The 2015 Best of Denver issue is on newsstands now! In our search for the most interesting places, people and events in Denver, we often struggled to pick just one winner in each category. So we're presenting a few runners-up here on Westword Music.
It's true. Denver has an obscenely wonderful amount of music venues within its metro area (thoughour own research suggests that the definition of "venue" itself is pliable). But the loose terms of what, exactly, a venue is are to a concert-goer's advantage; Denver really does have everything — from DIY warehouse institution Rhinoceropolis to the outdoor landmark Red Rocks, there is a performance space for everyone's taste. This includes subterranean venues, which are often quite literally the hidden gems of our city's many performance spaces. In honor of the existence of these unique show spaces, here are five of the best basement venues (in no particular order) that can be found right here in Denver.

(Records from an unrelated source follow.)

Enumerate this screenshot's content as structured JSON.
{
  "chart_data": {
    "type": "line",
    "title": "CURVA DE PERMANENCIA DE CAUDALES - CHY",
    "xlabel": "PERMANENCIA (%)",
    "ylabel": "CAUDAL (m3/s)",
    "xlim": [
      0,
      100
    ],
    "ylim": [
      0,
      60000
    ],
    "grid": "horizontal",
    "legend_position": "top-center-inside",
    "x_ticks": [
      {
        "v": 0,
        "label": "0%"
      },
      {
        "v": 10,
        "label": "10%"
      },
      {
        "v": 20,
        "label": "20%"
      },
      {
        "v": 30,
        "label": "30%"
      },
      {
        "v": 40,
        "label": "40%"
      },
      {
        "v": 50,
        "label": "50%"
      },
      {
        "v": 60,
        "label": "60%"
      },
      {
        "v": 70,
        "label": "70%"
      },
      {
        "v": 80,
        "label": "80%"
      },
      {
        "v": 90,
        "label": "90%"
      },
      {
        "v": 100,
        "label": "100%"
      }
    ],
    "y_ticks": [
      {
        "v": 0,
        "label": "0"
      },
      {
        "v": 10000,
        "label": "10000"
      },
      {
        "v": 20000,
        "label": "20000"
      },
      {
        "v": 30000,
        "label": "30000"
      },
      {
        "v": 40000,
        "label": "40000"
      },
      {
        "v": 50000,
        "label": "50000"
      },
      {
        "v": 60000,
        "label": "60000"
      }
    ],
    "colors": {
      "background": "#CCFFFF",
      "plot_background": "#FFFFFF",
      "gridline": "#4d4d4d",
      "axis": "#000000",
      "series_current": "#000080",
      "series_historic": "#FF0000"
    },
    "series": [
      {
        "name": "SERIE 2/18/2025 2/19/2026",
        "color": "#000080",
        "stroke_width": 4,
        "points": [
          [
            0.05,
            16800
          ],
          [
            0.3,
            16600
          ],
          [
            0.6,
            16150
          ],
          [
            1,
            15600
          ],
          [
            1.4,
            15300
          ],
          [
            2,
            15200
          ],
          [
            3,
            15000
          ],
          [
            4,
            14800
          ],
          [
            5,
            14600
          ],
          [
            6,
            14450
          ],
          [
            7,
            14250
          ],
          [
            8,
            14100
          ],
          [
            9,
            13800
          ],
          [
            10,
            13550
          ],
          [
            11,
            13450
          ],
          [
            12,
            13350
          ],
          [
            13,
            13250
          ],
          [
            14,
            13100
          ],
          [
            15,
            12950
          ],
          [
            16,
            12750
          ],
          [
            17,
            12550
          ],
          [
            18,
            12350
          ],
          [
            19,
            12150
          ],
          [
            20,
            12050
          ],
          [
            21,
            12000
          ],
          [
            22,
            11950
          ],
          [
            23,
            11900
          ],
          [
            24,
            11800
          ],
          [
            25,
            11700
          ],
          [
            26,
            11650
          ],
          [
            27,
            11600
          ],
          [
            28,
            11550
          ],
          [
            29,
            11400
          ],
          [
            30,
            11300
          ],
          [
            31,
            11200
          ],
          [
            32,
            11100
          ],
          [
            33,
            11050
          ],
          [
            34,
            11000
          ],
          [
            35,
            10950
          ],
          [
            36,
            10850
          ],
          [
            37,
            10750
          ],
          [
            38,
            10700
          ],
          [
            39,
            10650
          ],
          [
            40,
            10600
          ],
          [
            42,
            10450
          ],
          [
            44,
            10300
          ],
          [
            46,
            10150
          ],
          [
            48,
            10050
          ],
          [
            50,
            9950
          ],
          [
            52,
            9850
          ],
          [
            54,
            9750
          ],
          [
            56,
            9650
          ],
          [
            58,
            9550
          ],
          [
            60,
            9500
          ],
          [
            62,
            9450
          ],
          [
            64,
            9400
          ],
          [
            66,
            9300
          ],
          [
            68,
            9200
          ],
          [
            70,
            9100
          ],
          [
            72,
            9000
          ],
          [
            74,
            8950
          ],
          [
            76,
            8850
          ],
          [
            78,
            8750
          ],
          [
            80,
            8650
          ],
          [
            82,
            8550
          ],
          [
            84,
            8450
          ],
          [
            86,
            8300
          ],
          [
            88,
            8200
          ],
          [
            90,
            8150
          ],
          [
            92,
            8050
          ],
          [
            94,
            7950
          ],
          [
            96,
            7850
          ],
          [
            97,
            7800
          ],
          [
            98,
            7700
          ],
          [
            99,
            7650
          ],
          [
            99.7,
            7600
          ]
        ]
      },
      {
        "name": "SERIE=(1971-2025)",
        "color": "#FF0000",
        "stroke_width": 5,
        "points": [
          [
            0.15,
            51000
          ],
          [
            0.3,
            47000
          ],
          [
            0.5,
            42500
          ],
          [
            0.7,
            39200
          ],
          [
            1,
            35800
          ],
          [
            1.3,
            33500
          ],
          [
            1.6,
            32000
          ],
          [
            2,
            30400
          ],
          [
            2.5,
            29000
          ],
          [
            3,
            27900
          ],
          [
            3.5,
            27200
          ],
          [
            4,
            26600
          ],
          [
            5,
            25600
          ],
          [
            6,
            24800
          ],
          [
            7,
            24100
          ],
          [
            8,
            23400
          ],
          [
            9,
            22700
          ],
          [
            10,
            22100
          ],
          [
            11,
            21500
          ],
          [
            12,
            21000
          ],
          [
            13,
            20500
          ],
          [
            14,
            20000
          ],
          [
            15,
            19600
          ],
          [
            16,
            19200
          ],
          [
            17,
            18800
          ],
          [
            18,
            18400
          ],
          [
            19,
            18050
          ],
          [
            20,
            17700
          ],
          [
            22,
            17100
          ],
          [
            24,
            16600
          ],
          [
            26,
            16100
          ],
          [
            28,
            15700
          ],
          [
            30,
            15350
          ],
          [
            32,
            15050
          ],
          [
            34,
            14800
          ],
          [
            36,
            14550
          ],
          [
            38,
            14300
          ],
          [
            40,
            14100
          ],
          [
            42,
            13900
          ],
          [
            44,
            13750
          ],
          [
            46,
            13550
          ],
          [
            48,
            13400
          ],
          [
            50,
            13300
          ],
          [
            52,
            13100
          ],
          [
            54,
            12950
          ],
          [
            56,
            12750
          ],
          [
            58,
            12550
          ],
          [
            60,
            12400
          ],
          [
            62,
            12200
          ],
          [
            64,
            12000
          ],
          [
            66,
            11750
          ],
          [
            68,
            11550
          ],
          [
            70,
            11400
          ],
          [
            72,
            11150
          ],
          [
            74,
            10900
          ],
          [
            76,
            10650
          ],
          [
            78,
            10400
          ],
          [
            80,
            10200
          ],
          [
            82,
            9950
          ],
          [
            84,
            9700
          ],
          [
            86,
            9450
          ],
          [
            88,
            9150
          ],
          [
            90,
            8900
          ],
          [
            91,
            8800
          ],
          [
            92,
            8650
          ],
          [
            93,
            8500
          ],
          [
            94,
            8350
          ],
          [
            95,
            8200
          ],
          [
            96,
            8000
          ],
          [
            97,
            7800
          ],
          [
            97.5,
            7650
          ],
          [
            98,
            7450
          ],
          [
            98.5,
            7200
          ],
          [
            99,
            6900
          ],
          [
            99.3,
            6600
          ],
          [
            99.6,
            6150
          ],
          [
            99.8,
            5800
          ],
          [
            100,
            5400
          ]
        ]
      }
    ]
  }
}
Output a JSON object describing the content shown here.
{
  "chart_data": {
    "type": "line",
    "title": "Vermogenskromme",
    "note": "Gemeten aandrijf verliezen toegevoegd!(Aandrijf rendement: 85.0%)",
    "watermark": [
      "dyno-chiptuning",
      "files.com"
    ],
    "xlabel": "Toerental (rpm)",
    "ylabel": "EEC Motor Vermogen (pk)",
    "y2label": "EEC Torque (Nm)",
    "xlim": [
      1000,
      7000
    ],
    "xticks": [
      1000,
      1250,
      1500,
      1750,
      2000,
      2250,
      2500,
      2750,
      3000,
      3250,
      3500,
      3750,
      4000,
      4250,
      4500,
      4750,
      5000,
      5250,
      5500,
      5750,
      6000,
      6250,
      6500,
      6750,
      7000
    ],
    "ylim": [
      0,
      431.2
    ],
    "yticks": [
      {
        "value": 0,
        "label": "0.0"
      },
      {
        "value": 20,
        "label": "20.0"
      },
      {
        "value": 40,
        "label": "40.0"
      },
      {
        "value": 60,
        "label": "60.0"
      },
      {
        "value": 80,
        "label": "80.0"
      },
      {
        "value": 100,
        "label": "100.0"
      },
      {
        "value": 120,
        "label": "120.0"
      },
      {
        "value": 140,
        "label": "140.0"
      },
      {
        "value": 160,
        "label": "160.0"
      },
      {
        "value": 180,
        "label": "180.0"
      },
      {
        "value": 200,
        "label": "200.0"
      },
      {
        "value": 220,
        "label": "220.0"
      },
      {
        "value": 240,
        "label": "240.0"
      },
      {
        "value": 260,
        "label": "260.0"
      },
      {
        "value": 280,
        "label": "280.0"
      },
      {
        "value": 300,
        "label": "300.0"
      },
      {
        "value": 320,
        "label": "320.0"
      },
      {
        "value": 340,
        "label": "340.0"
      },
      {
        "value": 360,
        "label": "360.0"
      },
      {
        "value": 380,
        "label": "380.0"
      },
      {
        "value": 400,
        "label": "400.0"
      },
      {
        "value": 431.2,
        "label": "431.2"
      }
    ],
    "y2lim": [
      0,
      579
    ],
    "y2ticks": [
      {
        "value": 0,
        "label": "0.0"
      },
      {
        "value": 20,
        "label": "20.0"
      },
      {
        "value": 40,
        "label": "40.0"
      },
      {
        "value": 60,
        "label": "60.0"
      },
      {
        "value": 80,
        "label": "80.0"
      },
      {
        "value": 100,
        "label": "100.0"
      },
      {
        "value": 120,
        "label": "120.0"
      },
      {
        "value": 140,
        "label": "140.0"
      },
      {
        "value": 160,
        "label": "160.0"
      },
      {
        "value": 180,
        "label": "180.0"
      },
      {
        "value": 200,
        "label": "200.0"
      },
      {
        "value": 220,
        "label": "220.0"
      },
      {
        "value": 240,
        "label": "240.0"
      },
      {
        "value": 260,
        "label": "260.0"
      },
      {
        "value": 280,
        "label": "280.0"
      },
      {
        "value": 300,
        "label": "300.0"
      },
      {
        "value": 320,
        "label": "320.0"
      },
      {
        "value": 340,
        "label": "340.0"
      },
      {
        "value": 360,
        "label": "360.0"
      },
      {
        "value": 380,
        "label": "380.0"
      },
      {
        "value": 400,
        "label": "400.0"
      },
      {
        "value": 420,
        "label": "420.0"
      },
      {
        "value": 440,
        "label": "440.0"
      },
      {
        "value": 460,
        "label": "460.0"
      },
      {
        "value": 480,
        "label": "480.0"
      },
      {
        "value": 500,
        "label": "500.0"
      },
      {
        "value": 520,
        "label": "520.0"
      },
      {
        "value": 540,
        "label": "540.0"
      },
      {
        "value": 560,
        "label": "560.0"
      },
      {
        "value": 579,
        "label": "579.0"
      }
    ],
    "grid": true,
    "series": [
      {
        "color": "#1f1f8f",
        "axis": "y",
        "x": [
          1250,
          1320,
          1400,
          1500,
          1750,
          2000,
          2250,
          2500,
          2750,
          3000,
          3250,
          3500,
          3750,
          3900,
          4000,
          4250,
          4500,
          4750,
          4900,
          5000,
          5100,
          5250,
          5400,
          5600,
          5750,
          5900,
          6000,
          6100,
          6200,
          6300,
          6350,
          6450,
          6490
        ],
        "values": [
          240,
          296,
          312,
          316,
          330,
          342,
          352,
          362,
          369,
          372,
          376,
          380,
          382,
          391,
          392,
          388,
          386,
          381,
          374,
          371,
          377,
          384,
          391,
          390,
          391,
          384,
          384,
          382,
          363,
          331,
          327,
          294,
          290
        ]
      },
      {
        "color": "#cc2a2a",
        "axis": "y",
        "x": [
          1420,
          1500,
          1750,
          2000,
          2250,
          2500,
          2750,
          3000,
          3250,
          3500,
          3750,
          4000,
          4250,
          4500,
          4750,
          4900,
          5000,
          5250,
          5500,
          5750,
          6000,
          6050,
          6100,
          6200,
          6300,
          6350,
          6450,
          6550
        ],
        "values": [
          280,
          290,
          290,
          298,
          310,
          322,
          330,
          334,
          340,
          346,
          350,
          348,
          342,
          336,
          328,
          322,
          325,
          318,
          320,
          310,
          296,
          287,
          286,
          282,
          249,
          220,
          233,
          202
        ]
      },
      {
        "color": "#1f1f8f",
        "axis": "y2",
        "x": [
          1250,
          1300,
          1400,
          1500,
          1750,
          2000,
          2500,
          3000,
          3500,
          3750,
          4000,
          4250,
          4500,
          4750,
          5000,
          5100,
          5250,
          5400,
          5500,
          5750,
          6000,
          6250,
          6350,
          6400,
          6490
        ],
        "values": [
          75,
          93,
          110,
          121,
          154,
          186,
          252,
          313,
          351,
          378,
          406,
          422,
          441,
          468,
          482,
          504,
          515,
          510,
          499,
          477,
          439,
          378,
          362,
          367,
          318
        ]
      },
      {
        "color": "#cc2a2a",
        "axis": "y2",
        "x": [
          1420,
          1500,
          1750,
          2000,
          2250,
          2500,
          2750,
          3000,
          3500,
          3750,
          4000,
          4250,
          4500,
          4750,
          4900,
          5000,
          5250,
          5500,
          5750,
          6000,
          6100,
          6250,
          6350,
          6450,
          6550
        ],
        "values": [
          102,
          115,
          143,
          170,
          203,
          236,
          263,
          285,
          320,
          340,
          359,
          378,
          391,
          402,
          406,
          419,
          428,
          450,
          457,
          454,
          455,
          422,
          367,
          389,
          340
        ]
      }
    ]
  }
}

Ubisububi Room inside The Thin Man, 2015 East 17th Avenue
The Thin Man's vintage lighting, brightly painted walls and the rampant Catholic imagery that seems to be stuck-to and stuffed-in every nook and cranny of this bar make it a magical place to grab a drink — and the tavern's basement venue carries on a similar atmospheric tradition. Much like the kitschy but cool upstairs, the Ubisububi Room down below is a cozy cove lined with tapestries and lit with christmas lights, offering plenty of places to recline and hear great music or watch a movie. Catch local stars like Porlolo and Natalie Tate in the intimate space, which offers couches and small tables for just a handful of music lovers to enjoy the show. Much like its bigger, rowdier themed parties that get thrown throughout the holiday season upstairs in the Thin Man, many Ubisububi Room shows also sell out, so check the The Thin Man's Facebook for information on events and tickets.
The Phoenix Room inside 3 Kings Tavern, 60 South Broadway The newest venue space on this list, the Phoenix Room has already made its mark on the Broadway map of venues for being a room to see new, cool shit. The dank basement is really as no frills as it gets with a PA, some folding chairs and a lightbulb or two to keep the room from feeling totally shady. But that's also the great part about the Phoenix Room — it's like the secret lair hosting art shows, storytelling hours, improv events and late-night comedy. While 3 Kings may be known for its staple wild rock shows, regular burlesque acts and headliner comedy, the Phoenix Room is like an incubator for artists looking to try new things and audiences open to anything. Gypsy House Cafe, 1279 Marion Street Capitol Hill's vibe is changing rapidly as the city grows, but Gypsy House manages to keep it real as a reasonably priced cafe and hookah bar. While the upstairs is light, airy and draped with plant life, the downstairs room has its own speakeasy-like atmosphere, an urban sanctuary just off the hustle and bustle of 13th Avenue. The all ages space has low ceilings but lots of room to sit and relax, offering Gypsy House's full menu of hookah, turkish coffee and other treats to enjoy along with live entertainment. From poetry readings and live bands to gong bath sound healing sessions and dance parties, Gypsy House's regular schedule has something for everyone. Meadowlark, 2701 Larimer Street
The only autonomous subterranean venue on this list, Meadowlark has been a downstairs hit since it opened a decade ago on a then-nearly vacant block of Larimer Street. There isn't much the Meadowlark doesn't do, with a monthly calendar packed with comedy shows, well-attended open mic and jazz jam nights and of course, any and all types of music events (hip-hop, punk, funk, folk and all genres of rock n' roll get play in the form of live shows, DJ nights and dance parties.) The sound is good, the bartenders are nice and the room feels comfortable whether there are ten or a hundred people in attendance. Plus, if it gets too stuffy and sweaty within the bar's depths, Meadowlark offers a spacious above-ground patio with three-times the seating and heating in the winter. Cafe Max, 2412 East Colfax Avenue
An Oasis on Colfax, Cafe Max is like a swanky but welcoming New York-style coffee house right in the heart of Denver. Its basement room is equally hip but also easily mutable; the long, fat hallway with exposed brick transforms according to whatever is happening in the space for that night. Fashion shows, movie screenings, pop-up dinner parties, live musical performances and group meditation can all place in this ambient and welcoming room. Plus, the cheeseboards, fresh juice, alcoholic beverages and coffee drinks made in the metropolitan-feeling cafe above can be brought down and enjoyed in Cafe Max's semi-secret and cozy venue/room below.